Vereisten arbeidsovereenkomst
Arbeidsovereenkomsten zijn vormvrij en kunnen dus zowel mondeling als schriftelijk rechtsgeldig worden aangegaan. Als u een arbeidsovereenkomst niet schriftelijk vastlegt loopt u als werkgever echter grote risico’s. Naast het feit dat u de lage WW-premie niet kan toepassen (zie ons nieuwsartikel van 21 december 2022) is het bij mondelinge overeenkomsten namelijk ook de vraag in hoeverre de exacte inhoud van de arbeidsovereenkomst bewezen kan worden. De vraag of een bepaald beding gemaakt is en wat dan de precieze strekking is, laat zich in de praktijk vaak moeilijk bewijzen. Als u als werkgever de afspraken omtrent de tijdelijkheid van de overeenkomst niet of onvoldoende hard kunt maken dan zal de rechter uitgaan van een arbeidsovereenkomst voor onbepaalde tijd.
Bijzondere bedingen
Sommige bijzondere bedingen, zoals het proeftijdbeding, het concurrentie– en relatiebeding, het boetebeding en het tussentijds opzegbeding zijn alleen rechtsgeldig als ze schriftelijk zijn overeengekomen. Is een dergelijk beding niet schriftelijk overeengekomen, dan wordt het betreffende beding geacht niet te zijn overeengekomen en kun je er als werkgever (of werknemer) geen beroep op doen.
Schriftelijke opgave kenmerken arbeidsovereenkomst
De werkgever is op grond van de wet verplicht om schriftelijk opgave te doen van de belangrijkste kenmerken van de arbeidsovereenkomst. Deze wetgeving is sinds 1 augustus 2022 uitgebreid en aangescherpt. Dit houdt onder meer in dat de werkgever binnen één week na aanvang van de werkzaamheden de werknemer moet informeren over, voor zover hier van belang, de duur van de arbeidsovereenkomst en de proeftijd.
Kortom, om bewijstechnische problemen maar ook om ongeldige bijzondere bedingen te voorkomen is het noodzakelijk om de werknemer vóórdat deze met zijn werkzaamheden begint een schriftelijke arbeidsovereenkomst te laten ondertekenen. Mits u gebruik maakt van een arbeidsovereenkomst die voldoet aan de meest recente wet- en regelgeving heeft u dan tevens voldaan aan de aangescherpte opgaveverplichting.
Dat het van belang is om tijdig een schriftelijke arbeidsovereenkomst aan te gaan werd onlangs nog eens bevestigd door de kantonrechter Almelo in een beschikking van 6 december 2022.
In deze casus had een werkgever een werknemer in dienst genomen maar had de werknemer verzuimd de door de werkgever opgestelde tijdelijke arbeidsovereenkomst te ondertekenen.

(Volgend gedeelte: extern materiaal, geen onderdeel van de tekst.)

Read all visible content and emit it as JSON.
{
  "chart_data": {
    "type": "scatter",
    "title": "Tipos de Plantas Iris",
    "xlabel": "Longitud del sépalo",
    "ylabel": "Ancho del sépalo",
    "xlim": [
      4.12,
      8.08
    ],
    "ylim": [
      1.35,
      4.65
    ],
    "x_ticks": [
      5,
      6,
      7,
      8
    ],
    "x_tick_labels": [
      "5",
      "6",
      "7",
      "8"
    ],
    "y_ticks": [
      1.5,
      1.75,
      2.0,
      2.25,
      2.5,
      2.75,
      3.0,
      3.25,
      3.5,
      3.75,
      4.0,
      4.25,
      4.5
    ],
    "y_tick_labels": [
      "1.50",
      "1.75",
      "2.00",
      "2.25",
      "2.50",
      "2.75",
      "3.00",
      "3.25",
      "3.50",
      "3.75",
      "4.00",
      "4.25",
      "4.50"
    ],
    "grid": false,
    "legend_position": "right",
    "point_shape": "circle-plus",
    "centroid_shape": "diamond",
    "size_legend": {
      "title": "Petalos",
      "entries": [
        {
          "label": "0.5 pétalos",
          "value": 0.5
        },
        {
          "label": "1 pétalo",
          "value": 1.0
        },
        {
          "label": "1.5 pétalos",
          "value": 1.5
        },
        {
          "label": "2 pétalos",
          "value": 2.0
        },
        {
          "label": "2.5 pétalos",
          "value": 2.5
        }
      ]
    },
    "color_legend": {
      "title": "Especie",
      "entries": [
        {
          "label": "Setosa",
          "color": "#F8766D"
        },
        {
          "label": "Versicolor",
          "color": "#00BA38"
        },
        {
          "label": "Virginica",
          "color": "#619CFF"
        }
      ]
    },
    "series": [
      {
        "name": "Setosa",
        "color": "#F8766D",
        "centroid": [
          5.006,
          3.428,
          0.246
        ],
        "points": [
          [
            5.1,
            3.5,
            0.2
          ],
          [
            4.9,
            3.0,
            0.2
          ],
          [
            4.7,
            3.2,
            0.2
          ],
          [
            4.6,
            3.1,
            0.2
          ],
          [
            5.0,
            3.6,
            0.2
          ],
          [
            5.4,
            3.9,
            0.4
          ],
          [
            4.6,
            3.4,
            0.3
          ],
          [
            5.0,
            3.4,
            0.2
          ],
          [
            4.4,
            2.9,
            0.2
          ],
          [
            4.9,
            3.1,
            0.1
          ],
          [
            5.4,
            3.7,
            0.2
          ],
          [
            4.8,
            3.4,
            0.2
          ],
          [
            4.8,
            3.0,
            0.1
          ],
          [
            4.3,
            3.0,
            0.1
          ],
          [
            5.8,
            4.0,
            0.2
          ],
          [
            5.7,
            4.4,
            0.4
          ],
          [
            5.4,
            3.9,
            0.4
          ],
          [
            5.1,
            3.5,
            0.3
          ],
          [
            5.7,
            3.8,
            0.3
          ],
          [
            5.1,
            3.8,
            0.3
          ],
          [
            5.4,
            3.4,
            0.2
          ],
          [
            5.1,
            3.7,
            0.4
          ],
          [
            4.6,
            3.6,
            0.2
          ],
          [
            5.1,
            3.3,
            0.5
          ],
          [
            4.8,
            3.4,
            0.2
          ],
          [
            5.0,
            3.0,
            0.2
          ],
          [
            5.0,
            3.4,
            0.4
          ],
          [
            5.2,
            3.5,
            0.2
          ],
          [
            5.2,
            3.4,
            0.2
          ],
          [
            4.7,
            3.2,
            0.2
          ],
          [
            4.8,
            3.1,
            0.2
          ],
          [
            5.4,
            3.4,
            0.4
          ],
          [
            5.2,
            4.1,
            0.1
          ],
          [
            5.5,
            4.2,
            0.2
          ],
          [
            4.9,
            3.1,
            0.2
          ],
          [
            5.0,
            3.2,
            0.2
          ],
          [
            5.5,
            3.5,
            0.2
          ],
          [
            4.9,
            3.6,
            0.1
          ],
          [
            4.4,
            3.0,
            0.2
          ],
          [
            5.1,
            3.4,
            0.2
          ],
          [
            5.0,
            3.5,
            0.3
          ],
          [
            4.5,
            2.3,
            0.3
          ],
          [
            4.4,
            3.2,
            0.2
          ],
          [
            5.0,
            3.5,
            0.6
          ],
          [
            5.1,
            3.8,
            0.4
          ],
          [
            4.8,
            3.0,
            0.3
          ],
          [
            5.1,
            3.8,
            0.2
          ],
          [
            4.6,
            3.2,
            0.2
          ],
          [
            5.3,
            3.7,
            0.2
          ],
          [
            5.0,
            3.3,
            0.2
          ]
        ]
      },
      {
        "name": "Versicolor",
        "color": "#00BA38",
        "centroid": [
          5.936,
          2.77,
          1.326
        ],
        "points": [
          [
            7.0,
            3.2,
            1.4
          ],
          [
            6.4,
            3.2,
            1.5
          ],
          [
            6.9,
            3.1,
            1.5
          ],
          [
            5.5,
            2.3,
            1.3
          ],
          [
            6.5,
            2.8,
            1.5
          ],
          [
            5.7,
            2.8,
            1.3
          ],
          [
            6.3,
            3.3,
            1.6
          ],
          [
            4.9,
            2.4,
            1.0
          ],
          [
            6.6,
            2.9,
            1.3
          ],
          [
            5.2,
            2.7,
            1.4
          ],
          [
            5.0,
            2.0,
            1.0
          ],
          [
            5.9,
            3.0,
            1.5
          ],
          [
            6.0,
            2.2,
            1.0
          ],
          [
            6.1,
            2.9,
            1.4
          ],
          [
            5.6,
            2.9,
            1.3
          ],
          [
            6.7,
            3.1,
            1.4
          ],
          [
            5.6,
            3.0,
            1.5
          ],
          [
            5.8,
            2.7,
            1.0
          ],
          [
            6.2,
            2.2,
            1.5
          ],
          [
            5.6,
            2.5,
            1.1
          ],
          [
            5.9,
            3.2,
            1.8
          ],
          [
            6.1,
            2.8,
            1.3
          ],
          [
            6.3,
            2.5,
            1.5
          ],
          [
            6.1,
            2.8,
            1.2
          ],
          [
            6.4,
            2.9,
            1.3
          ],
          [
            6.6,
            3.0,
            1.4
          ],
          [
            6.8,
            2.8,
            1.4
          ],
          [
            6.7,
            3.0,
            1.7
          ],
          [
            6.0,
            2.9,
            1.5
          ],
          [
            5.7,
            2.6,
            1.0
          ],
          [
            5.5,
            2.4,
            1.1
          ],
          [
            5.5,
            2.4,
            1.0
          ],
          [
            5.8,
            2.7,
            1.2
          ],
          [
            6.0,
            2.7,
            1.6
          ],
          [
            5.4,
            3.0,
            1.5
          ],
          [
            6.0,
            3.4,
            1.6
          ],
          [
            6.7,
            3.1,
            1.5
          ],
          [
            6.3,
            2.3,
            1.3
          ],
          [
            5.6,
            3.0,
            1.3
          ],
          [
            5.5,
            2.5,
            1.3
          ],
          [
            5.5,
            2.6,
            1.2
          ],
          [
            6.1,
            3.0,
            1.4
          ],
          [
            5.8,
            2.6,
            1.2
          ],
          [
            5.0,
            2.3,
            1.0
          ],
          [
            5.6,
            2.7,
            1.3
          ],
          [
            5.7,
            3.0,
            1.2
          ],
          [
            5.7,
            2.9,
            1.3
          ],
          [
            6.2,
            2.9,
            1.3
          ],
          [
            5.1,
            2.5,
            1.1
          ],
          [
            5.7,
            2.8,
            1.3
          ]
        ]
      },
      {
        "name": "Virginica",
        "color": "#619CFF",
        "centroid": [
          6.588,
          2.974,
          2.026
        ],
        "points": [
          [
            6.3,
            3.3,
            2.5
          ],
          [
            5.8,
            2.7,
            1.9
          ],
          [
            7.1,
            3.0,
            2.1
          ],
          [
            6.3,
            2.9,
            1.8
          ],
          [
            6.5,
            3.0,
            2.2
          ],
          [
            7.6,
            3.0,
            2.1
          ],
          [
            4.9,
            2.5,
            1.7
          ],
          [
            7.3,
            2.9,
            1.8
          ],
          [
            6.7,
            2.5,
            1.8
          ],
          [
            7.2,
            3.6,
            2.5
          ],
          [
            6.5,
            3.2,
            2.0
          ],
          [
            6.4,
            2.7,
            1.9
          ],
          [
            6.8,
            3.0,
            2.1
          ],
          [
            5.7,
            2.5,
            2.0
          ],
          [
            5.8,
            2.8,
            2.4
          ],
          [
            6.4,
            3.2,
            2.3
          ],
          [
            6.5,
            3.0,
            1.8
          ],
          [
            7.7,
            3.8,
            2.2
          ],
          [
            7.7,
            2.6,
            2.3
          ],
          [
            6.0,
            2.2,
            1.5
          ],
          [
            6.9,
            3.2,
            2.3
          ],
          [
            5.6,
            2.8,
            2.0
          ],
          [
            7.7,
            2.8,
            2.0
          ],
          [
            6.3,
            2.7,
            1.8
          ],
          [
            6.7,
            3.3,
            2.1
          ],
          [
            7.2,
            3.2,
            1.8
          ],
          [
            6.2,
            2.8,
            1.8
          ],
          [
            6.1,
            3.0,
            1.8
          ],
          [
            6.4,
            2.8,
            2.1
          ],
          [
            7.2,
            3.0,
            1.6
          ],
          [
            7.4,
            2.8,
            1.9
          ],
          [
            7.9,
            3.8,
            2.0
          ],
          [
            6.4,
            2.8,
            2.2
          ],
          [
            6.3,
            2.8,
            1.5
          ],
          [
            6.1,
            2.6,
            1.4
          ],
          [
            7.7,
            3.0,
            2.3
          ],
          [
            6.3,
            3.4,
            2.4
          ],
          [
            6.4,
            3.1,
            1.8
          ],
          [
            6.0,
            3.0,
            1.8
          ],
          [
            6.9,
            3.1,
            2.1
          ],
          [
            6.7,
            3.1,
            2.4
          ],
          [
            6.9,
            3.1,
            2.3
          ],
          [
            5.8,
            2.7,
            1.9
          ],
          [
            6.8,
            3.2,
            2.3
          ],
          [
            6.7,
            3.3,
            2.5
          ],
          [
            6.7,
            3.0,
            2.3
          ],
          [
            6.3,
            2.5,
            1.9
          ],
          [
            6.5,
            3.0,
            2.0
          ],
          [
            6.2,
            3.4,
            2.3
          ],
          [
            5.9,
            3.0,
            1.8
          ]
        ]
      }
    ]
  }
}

Als de werkgever de werknemer schriftelijk aanzegt de arbeidsovereenkomst niet te verlengen en zich op het standpunt stelt dat de tijdelijke arbeidsovereenkomst dus van rechtswege eindigt verweert de werknemer zich. Wat hem betreft is sprake is van een arbeidsovereenkomst voor onbepaalde tijd en is de beëindiging door de werkgever daarom niet rechtsgeldig is.
In de daarop volgende procedure oordeelt de kantonrechter dat sprake is van een arbeidsovereenkomst voor onbepaalde tijd omdat er geen sprake was van een door partijen getekende arbeidsovereenkomst terwijl ook op de loonstrook niet was vermeld wat de duur van de arbeidsovereenkomst was en dat de werkgever, bij gebreke van een door de werkgever ondertekende arbeidsovereenkomst, ook niet had voldaan aan de wettelijke verplichting om schriftelijke opgave te doen van de duur van de arbeidsovereenkomst.
Dit oordeel van de kantonrechter maakt wederom duidelijk dat werkgevers er goed aan doen om werknemers tijdig, dat wil zeggen vóór aanvang van hun werkzaamheden een schriftelijke arbeidsovereenkomst te laten ondertekenen of in ieder geval hun verplichting tot schriftelijke opgave van kenmerken van de arbeidsovereenkomst serieus te nemen. Werkgevers die dat niet doen zullen te maken krijgen met bewijsproblemen en/of ongeldige bijzondere bedingen met alle financiële consequenties van dien.